Para lá das condições particulares em que este projeto nasceu, não será abusivo reconhecer-lhe elementos que viriam a pontuar muitos momentos vitais do labor de Spielberg, a começar pelo misto de utopia e vulnerabilidade do próprio território familiar. Nesta perspetiva, as sequências finais de The Sugarland Express são das mais intensas e perturbantes de toda a sua filmografia. E tanto mais quanto Spielberg se revelava já um sofisticado encenador (e diretor de atores!) que surpreendeu o próprio produtor Richard D. Zanuck; durante a rodagem, em declarações à revista American Cinematographer (maio 1973), fez um retrato sucinto do “caloiro” Spielberg: “É alguém que faz o trabalho de casa e se apresenta bem preparado - ainda assim, quando deteta algo de espontâneo nas filmagens, sabe adaptar-se e ser muito criativo. Parece-me que, depois deste filme, vai ser um grande realizador.”
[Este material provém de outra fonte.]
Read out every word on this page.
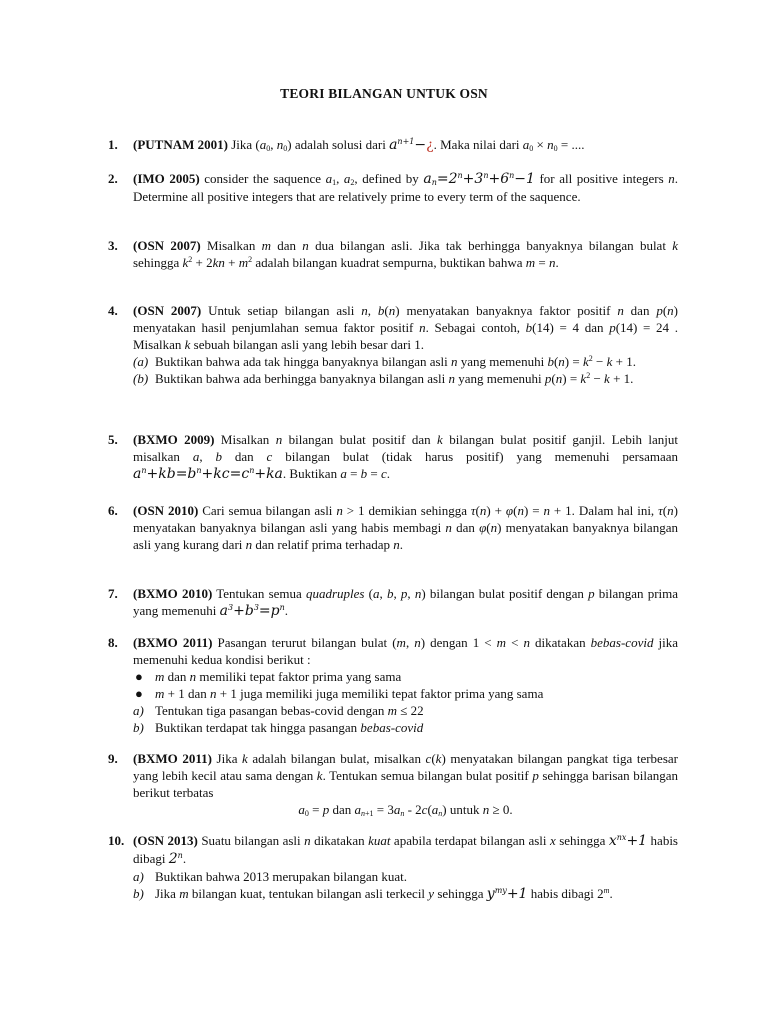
TEORI BILANGAN UNTUK OSN
1.	(PUTNAM 2001) Jika ($a_0$, $n_0$) adalah solusi dari $a^{n+1}-¿$. Maka nilai dari $a_0 \times n_0$ = ....
2.	(IMO 2005) consider the saquence $a_1$, $a_2$, defined by $a_n=2^n+3^n+6^n-1$ for all positive integers n. Determine all positive integers that are relatively prime to every term of the saquence.
3.	(OSN 2007) Misalkan m dan n dua bilangan asli. Jika tak berhingga banyaknya bilangan bulat k sehingga $k^2 + 2kn + m^2$ adalah bilangan kuadrat sempurna, buktikan bahwa m = n.
4.	(OSN 2007) Untuk setiap bilangan asli n, b(n) menyatakan banyaknya faktor positif n dan p(n) menyatakan hasil penjumlahan semua faktor positif n. Sebagai contoh, b(14) = 4 dan p(14) = 24 . Misalkan k sebuah bilangan asli yang lebih besar dari 1.
(a) Buktikan bahwa ada tak hingga banyaknya bilangan asli n yang memenuhi $b(n) = k^2 - k + 1$.
(b) Buktikan bahwa ada berhingga banyaknya bilangan asli n yang memenuhi $p(n) = k^2 - k + 1$.
5.	(BXMO 2009) Misalkan n bilangan bulat positif dan k bilangan bulat positif ganjil. Lebih lanjut misalkan a, b dan c bilangan bulat (tidak harus positif) yang memenuhi persamaan $a^n+kb=b^n+kc=c^n+ka$. Buktikan a = b = c.
6.	(OSN 2010) Cari semua bilangan asli n > 1 demikian sehingga τ(n) + φ(n) = n + 1. Dalam hal ini, τ(n) menyatakan banyaknya bilangan asli yang habis membagi n dan φ(n) menyatakan banyaknya bilangan asli yang kurang dari n dan relatif prima terhadap n.
7.	(BXMO 2010) Tentukan semua quadruples (a, b, p, n) bilangan bulat positif dengan p bilangan prima yang memenuhi $a^3+b^3=p^n$.
8.	(BXMO 2011) Pasangan terurut bilangan bulat (m, n) dengan 1 < m < n dikatakan bebas-covid jika memenuhi kedua kondisi berikut :
● m dan n memiliki tepat faktor prima yang sama
● m + 1 dan n + 1 juga memiliki juga memiliki tepat faktor prima yang sama
a) Tentukan tiga pasangan bebas-covid dengan m ≤ 22
b) Buktikan terdapat tak hingga pasangan bebas-covid
9.	(BXMO 2011) Jika k adalah bilangan bulat, misalkan c(k) menyatakan bilangan pangkat tiga terbesar yang lebih kecil atau sama dengan k. Tentukan semua bilangan bulat positif p sehingga barisan bilangan berikut terbatas
$a_0 = p$ dan $a_{n+1} = 3a_n - 2c(a_n)$ untuk n ≥ 0.
10. (OSN 2013) Suatu bilangan asli n dikatakan kuat apabila terdapat bilangan asli x sehingga $x^{nx}+1$ habis dibagi 2$^n$.
a) Buktikan bahwa 2013 merupakan bilangan kuat.
b) Jika m bilangan kuat, tentukan bilangan asli terkecil y sehingga $y^{my}+1$ habis dibagi 2$^m$.
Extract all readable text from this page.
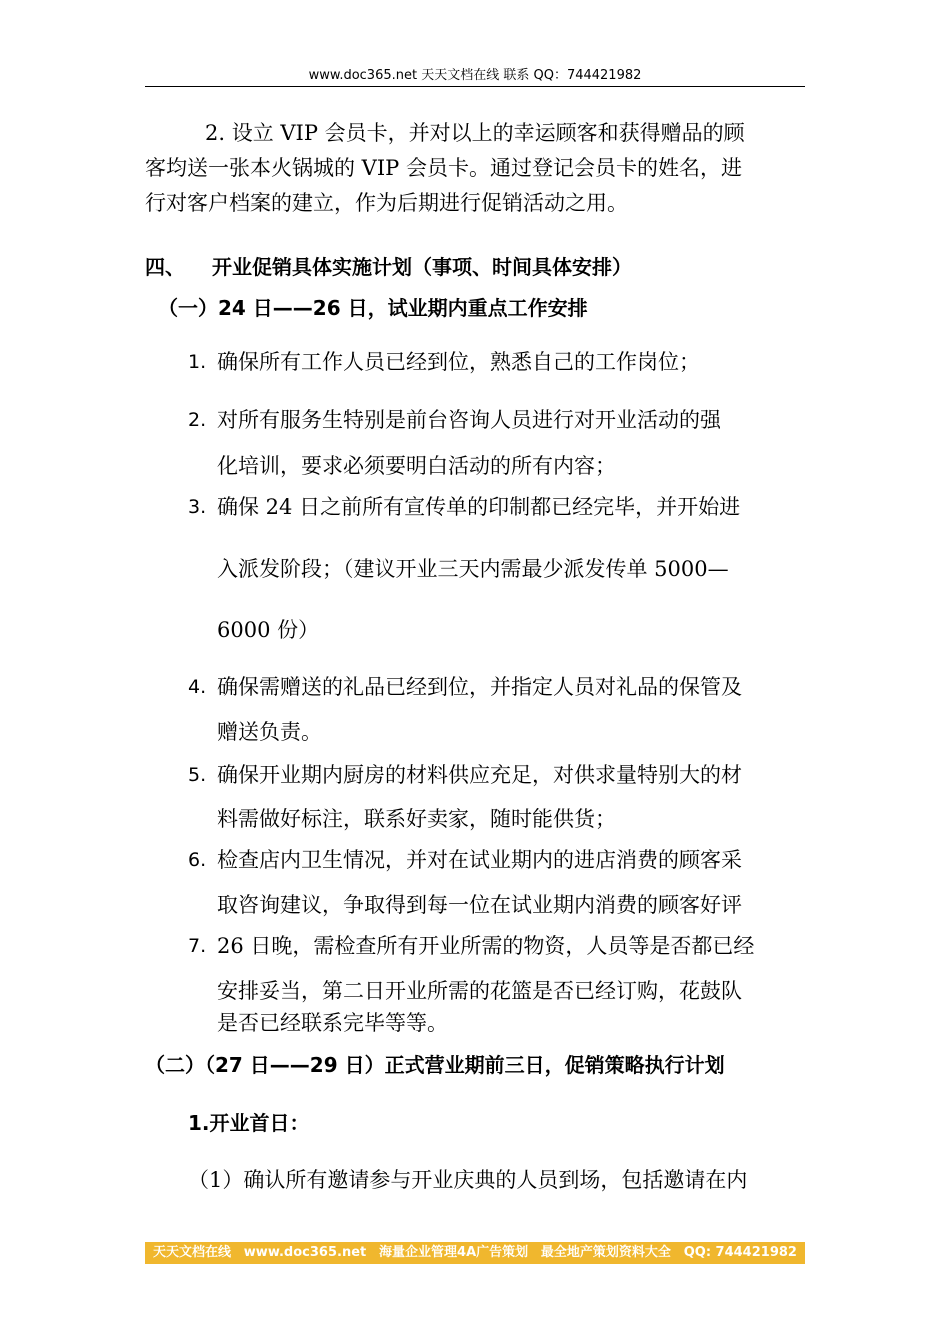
www.doc365.net 天天文档在线 联系 QQ：744421982
2. 设立 VIP 会员卡，并对以上的幸运顾客和获得赠品的顾
客均送一张本火锅城的 VIP 会员卡。通过登记会员卡的姓名，进
行对客户档案的建立，作为后期进行促销活动之用。
四、 开业促销具体实施计划（事项、时间具体安排）
（一）24 日——26 日，试业期内重点工作安排
1. 确保所有工作人员已经到位，熟悉自己的工作岗位；
2. 对所有服务生特别是前台咨询人员进行对开业活动的强
化培训，要求必须要明白活动的所有内容；
3. 确保 24 日之前所有宣传单的印制都已经完毕，并开始进
入派发阶段；（建议开业三天内需最少派发传单 5000—
6000 份）
4. 确保需赠送的礼品已经到位，并指定人员对礼品的保管及
赠送负责。
5. 确保开业期内厨房的材料供应充足，对供求量特别大的材
料需做好标注，联系好卖家，随时能供货；
6. 检查店内卫生情况，并对在试业期内的进店消费的顾客采
取咨询建议，争取得到每一位在试业期内消费的顾客好评
7. 26 日晚，需检查所有开业所需的物资，人员等是否都已经
安排妥当，第二日开业所需的花篮是否已经订购，花鼓队
是否已经联系完毕等等。
（二）（27 日——29 日）正式营业期前三日，促销策略执行计划
1.开业首日：
（1）确认所有邀请参与开业庆典的人员到场，包括邀请在内
天天文档在线 www.doc365.net 海量企业管理4A广告策划 最全地产策划资料大全 QQ: 744421982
É caso para dizer que o resto é história… Em 1975, com Tubarão, de novo com produção de Zanuck (em ambos os casos associado a David Brown), Spielberg iria revolucionar, não apenas muitas formas correntes de espetáculo, mas também, para o melhor e para o pior, os próprios conceitos de produção e difusão da máquina de Hollywood. Sem esquecer que The Sugarland Express foi também o seu primeiro filme com banda sonora de John Williams, contando com a participação da harmónica de Toots Thielemans - de então para cá, Williams compôs a música de mais 28 filmes de Spielberg, incluindo Os Fabelmans (2022), a sua mais recente longa-metragem.